I first “ran into” James McParland after the movie Butch Cassidy and the Sundance Kid inspired me to read about those characters, and I discovered that McParland was the man ultimately in charge of the Pinkerton’s hunt for them. Not long after that, the movie The Molly Maguires prompted me to find out the basics of his role in the investigation of that group, and later still I read about his key role in the investigation of Steunenberg’s assassination.

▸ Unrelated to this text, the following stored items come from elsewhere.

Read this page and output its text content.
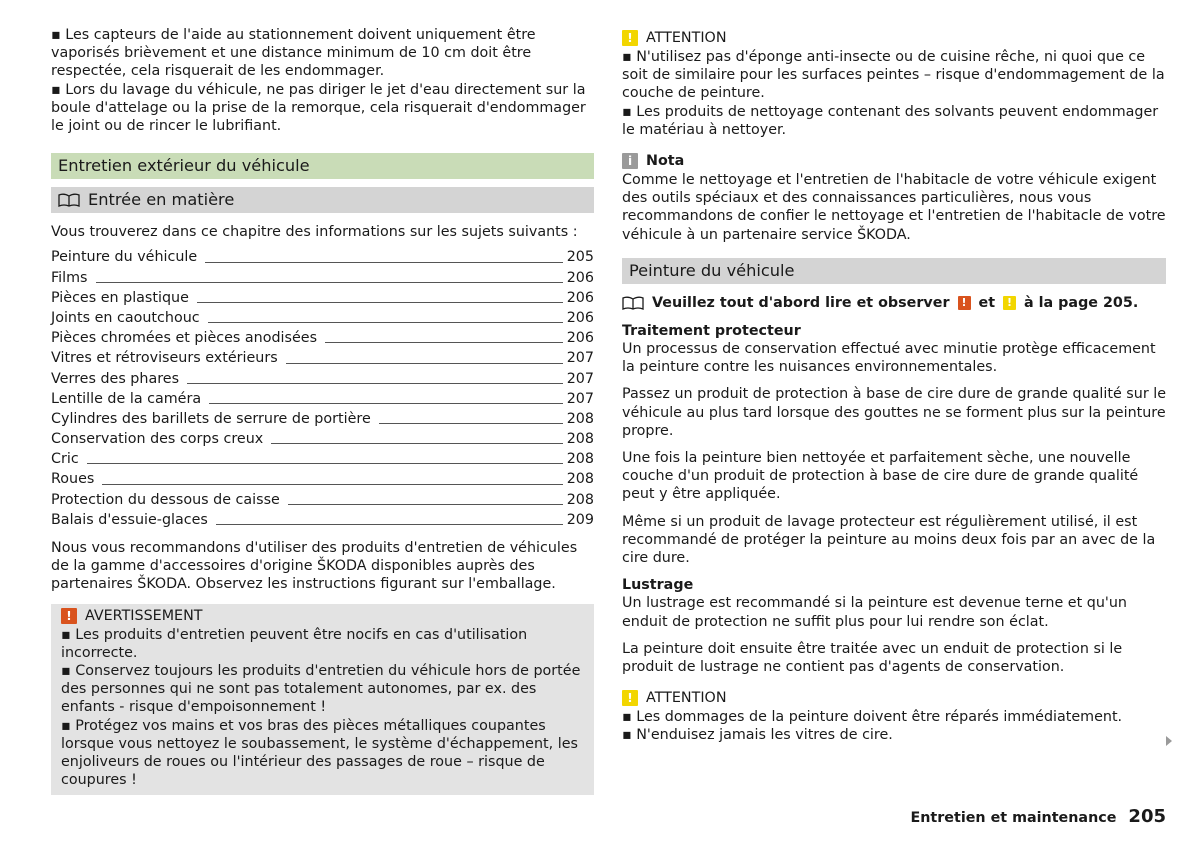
▪ Les capteurs de l'aide au stationnement doivent uniquement être vaporisés brièvement et une distance minimum de 10 cm doit être respectée, cela risquerait de les endommager.

▪ Lors du lavage du véhicule, ne pas diriger le jet d'eau directement sur la boule d'attelage ou la prise de la remorque, cela risquerait d'endommager le joint ou de rincer le lubrifiant.

Entretien extérieur du véhicule
Entrée en matière

Vous trouverez dans ce chapitre des informations sur les sujets suivants :

Peinture du véhicule	205
Films	206
Pièces en plastique	206
Joints en caoutchouc	206
Pièces chromées et pièces anodisées	206
Vitres et rétroviseurs extérieurs	207
Verres des phares	207
Lentille de la caméra	207
Cylindres des barillets de serrure de portière	208
Conservation des corps creux	208
Cric	208
Roues	208
Protection du dessous de caisse	208
Balais d'essuie-glaces	209

Nous vous recommandons d'utiliser des produits d'entretien de véhicules de la gamme d'accessoires d'origine ŠKODA disponibles auprès des partenaires ŠKODA. Observez les instructions figurant sur l'emballage.

! AVERTISSEMENT

▪ Les produits d'entretien peuvent être nocifs en cas d'utilisation incorrecte.

▪ Conservez toujours les produits d'entretien du véhicule hors de portée des personnes qui ne sont pas totalement autonomes, par ex. des enfants - risque d'empoisonnement !

▪ Protégez vos mains et vos bras des pièces métalliques coupantes lorsque vous nettoyez le soubassement, le système d'échappement, les enjoliveurs de roues ou l'intérieur des passages de roue – risque de coupures !

! ATTENTION

▪ N'utilisez pas d'éponge anti-insecte ou de cuisine rêche, ni quoi que ce soit de similaire pour les surfaces peintes – risque d'endommagement de la couche de peinture.

▪ Les produits de nettoyage contenant des solvants peuvent endommager le matériau à nettoyer.

i Nota

Comme le nettoyage et l'entretien de l'habitacle de votre véhicule exigent des outils spéciaux et des connaissances particulières, nous vous recommandons de confier le nettoyage et l'entretien de l'habitacle de votre véhicule à un partenaire service ŠKODA.

Peinture du véhicule
Veuillez tout d'abord lire et observer	! et	! à la page 205.
Traitement protecteur

Un processus de conservation effectué avec minutie protège efficacement la peinture contre les nuisances environnementales.

Passez un produit de protection à base de cire dure de grande qualité sur le véhicule au plus tard lorsque des gouttes ne se forment plus sur la peinture propre.

Une fois la peinture bien nettoyée et parfaitement sèche, une nouvelle couche d'un produit de protection à base de cire dure de grande qualité peut y être appliquée.

Même si un produit de lavage protecteur est régulièrement utilisé, il est recommandé de protéger la peinture au moins deux fois par an avec de la cire dure.

Lustrage

Un lustrage est recommandé si la peinture est devenue terne et qu'un enduit de protection ne suffit plus pour lui rendre son éclat.

La peinture doit ensuite être traitée avec un enduit de protection si le produit de lustrage ne contient pas d'agents de conservation.

! ATTENTION

▪ Les dommages de la peinture doivent être réparés immédiatement.

▪ N'enduisez jamais les vitres de cire.

Entretien et maintenance 205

Later, as a professional historian, the changing historic treatment of McParland fascinated me, and I wondered where on the continuum of good and evil he truly fell, because there seemed to be no intermediate ground in people’s opinions about him. So I decided to try to find out who this mysterious and complex individual truly was. I started my own investigation into him, with no preconceptions, no agenda other than to tell his story based on the evidence, and a goal of putting forward an unbiased account of his life. It was vital to place this tale in its proper historic context and milieu – because much of what had previously been written about him failed to take into account or acknowledge the differences in the legal and social systems of his time and today. I think it is of great value to anyone interested in the historic or social setting or the changes of interpretation about McParland through time to take particular notice of the Notes, Appendices, and other materials that can be found online at: www.susannagregory.com/beauriffenburgh/pinkertons-great-detective or www.penguin.com/PinkertonsGreatDetective. These will give the reader a deeper understanding and appreciation of McParland and the cases that he worked on.
Most of the research for Pinkerton’s Great Detective was done in archives, libraries, courthouses, and other repositories around the United States. In fact, I collected original manuscripts and other primary research materials from twenty-two different states and four other countries. These included original reports, business and personal correspondence, trial transcripts, medical records, legal rulings, governmental documents, billing statements, confessions, and wanted posters. I also made examinations of accounts in approximately 150 different newspapers. The most important research source was the Library of Congress, which holds some sixty-three thousand items that were formerly part of the Pinkerton’s archives. This meant that there was lots of material to go through, but it gave me a wealth of information to work with to try to uncover the truth about the mysterious James McParland. And although I think that I was as successful as one might be, and that I understand McParland now in many ways, in others he has continued to be – just as he would have wanted – a riddle, a conundrum, and forever a man of mystery.